I’m in the process of rebuilding the Tinybox website. As part of that effort, I’m putting together a bunch of case studies and portfolio pages highlighting previous works. I’ve been visiting sites I worked on anywhere from 6 months ago to 3 years ago to collect visuals for these pages.
Of the 5 portfolio page drafts I’ve written up, only 2 of the 5 sites delivered are still similar to how I left them. Bummer. 1 of the companies has shut down, 1 of them changed directions, and 1 of them inspired the twitter rant below:
Imagine this:
— Mykal Machon (@mykalmachon) October 13, 2022
You build a site. You make sure all the t's are crossed, and i's are dotted. You write guides on how to update products. You record screencasts on how to use the CMS. You did all you could.
You check out the site again 6 months later and it's absolutely destroyed. pic.twitter.com/vhFrf5KsT4
Websites are living documents
Websites are always changing. People go into the CMS, they change some words, add some products, if you’re really unlucky you even get someone who knows enough to be dangerous and messes around with the HTML, CSS, and JS.
Until now it hasn’t really hit me what that can mean in terms of showcasing work, especially when projects no longer exist online, or get demolished by popups and plugins.
For Tinybox alone, 3/5 of my most recent significant public projects are either no longer available online, or have been altered to the point where I don’t feel comfortable putting my name on them. So if you can’t count on the website being around after launch to show people your work, what are you supposed to do?
My first idea was to use the source! Why not just boot up a development server and take screenshots of that?
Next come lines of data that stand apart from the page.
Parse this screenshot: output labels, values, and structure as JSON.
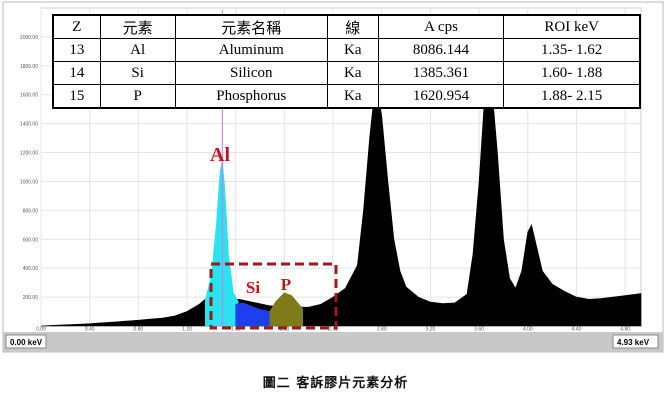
{
  "table": {
    "headers": [
      "Z",
      "元素",
      "元素名稱",
      "線",
      "A cps",
      "ROI keV"
    ],
    "rows": [
      [
        "13",
        "Al",
        "Aluminum",
        "Ka",
        "8086.144",
        "1.35- 1.62"
      ],
      [
        "14",
        "Si",
        "Silicon",
        "Ka",
        "1385.361",
        "1.60- 1.88"
      ],
      [
        "15",
        "P",
        "Phosphorus",
        "Ka",
        "1620.954",
        "1.88- 2.15"
      ]
    ]
  },
  "chart_data": {
    "type": "area",
    "xlim": [
      0.0,
      4.93
    ],
    "ylim": [
      0,
      2200
    ],
    "x_ticks": [
      "0.00",
      "0.40",
      "0.80",
      "1.20",
      "1.60",
      "2.00",
      "2.40",
      "2.80",
      "3.20",
      "3.60",
      "4.00",
      "4.40",
      "4.80"
    ],
    "y_ticks": [
      "200.00",
      "400.00",
      "600.00",
      "800.00",
      "1000.00",
      "1200.00",
      "1400.00",
      "1600.00",
      "1800.00",
      "2000.00"
    ],
    "marker_x": 1.49,
    "annotations": [
      "Al",
      "Si",
      "P"
    ],
    "status_left": "0.00 keV",
    "status_right": "4.93 keV",
    "series": [
      {
        "name": "spectrum",
        "color": "#000000",
        "points": [
          [
            0.0,
            0
          ],
          [
            0.1,
            5
          ],
          [
            0.2,
            8
          ],
          [
            0.3,
            12
          ],
          [
            0.4,
            16
          ],
          [
            0.5,
            22
          ],
          [
            0.6,
            28
          ],
          [
            0.7,
            34
          ],
          [
            0.8,
            40
          ],
          [
            0.9,
            48
          ],
          [
            1.0,
            55
          ],
          [
            1.1,
            70
          ],
          [
            1.2,
            100
          ],
          [
            1.3,
            150
          ],
          [
            1.34,
            180
          ],
          [
            1.35,
            185
          ],
          [
            1.62,
            185
          ],
          [
            1.63,
            185
          ],
          [
            1.88,
            140
          ],
          [
            2.15,
            130
          ],
          [
            2.2,
            130
          ],
          [
            2.3,
            150
          ],
          [
            2.4,
            200
          ],
          [
            2.5,
            260
          ],
          [
            2.6,
            420
          ],
          [
            2.65,
            800
          ],
          [
            2.7,
            1300
          ],
          [
            2.75,
            1700
          ],
          [
            2.8,
            1450
          ],
          [
            2.85,
            1000
          ],
          [
            2.9,
            600
          ],
          [
            2.95,
            380
          ],
          [
            3.0,
            270
          ],
          [
            3.1,
            200
          ],
          [
            3.2,
            165
          ],
          [
            3.3,
            155
          ],
          [
            3.4,
            160
          ],
          [
            3.5,
            220
          ],
          [
            3.55,
            500
          ],
          [
            3.6,
            1000
          ],
          [
            3.65,
            1650
          ],
          [
            3.7,
            1700
          ],
          [
            3.75,
            1200
          ],
          [
            3.8,
            600
          ],
          [
            3.85,
            330
          ],
          [
            3.9,
            260
          ],
          [
            3.95,
            380
          ],
          [
            4.0,
            650
          ],
          [
            4.03,
            700
          ],
          [
            4.07,
            560
          ],
          [
            4.12,
            380
          ],
          [
            4.2,
            290
          ],
          [
            4.3,
            240
          ],
          [
            4.4,
            200
          ],
          [
            4.5,
            185
          ],
          [
            4.6,
            190
          ],
          [
            4.7,
            200
          ],
          [
            4.8,
            210
          ],
          [
            4.93,
            225
          ]
        ]
      },
      {
        "name": "Al",
        "color": "#29e3f0",
        "points": [
          [
            1.35,
            180
          ],
          [
            1.4,
            350
          ],
          [
            1.44,
            700
          ],
          [
            1.47,
            1050
          ],
          [
            1.49,
            1150
          ],
          [
            1.51,
            950
          ],
          [
            1.54,
            500
          ],
          [
            1.58,
            230
          ],
          [
            1.62,
            170
          ]
        ]
      },
      {
        "name": "Si",
        "color": "#1e3ff0",
        "points": [
          [
            1.6,
            150
          ],
          [
            1.66,
            160
          ],
          [
            1.72,
            140
          ],
          [
            1.8,
            115
          ],
          [
            1.88,
            100
          ]
        ]
      },
      {
        "name": "P",
        "color": "#7f7a1a",
        "points": [
          [
            1.88,
            100
          ],
          [
            1.93,
            170
          ],
          [
            2.0,
            230
          ],
          [
            2.06,
            210
          ],
          [
            2.12,
            150
          ],
          [
            2.15,
            120
          ]
        ]
      }
    ]
  },
  "caption": "圖二  客訴膠片元素分析"
}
Unfortunately it’s not always that easy:
- Does the source code you have require external services? I have a number of small react projects that have dependencies that no longer exist (i.e., a client’s API)
- Does the source code require some sort of database connection to operate? where does that seed data come from?
- Do you still have access to that source code? what if you lost access when the contract ended?
Andrew Walpole replied to the aforementioned twitter rant, and jumped right to the logical conclusion for me:
This is why all our case studies are videos and images. Often too much of a moving target to link out.
— Andrew Walpole (@walpolea) October 13, 2022
Archive projects on launch day
I do take screenshots and videos of my projects while I’m working on them but they’re typically for approval and documentation purposes, definitely not for showcasing the work I’m doing. They either get deleted after the project, stored away in the clients documentation, or lost in the ethereal realm that is my email outbox.
Moving forward, I think the best approach is to archive projects on launch day. Take screenshots of the site, take videos of the fun interactions, and put them somewhere they won’t get lost.
After doing some thinking this is definitely one of those cases where the simplest solution is the best one:
- Easy: It takes seconds to take a screenshot, and barely a minute to take most videos.
- Dependency free: media doesn’t require a
node_modules
folder. ‘nuff said. - Immutable: photos and videos sitting in a folder won’t change over time.
- Adaptable: you can open up a bunch of screenshots in Figma, and edit them together into a pretty collage. You can’t exactly do that with source code 😅
- Fun: I’m sure in 5-10 years it’ll be fun to look back at all the things I’ve worked on and how trends have changed.
TLDR: always take screenshots of your work. You’ll thank yourself later.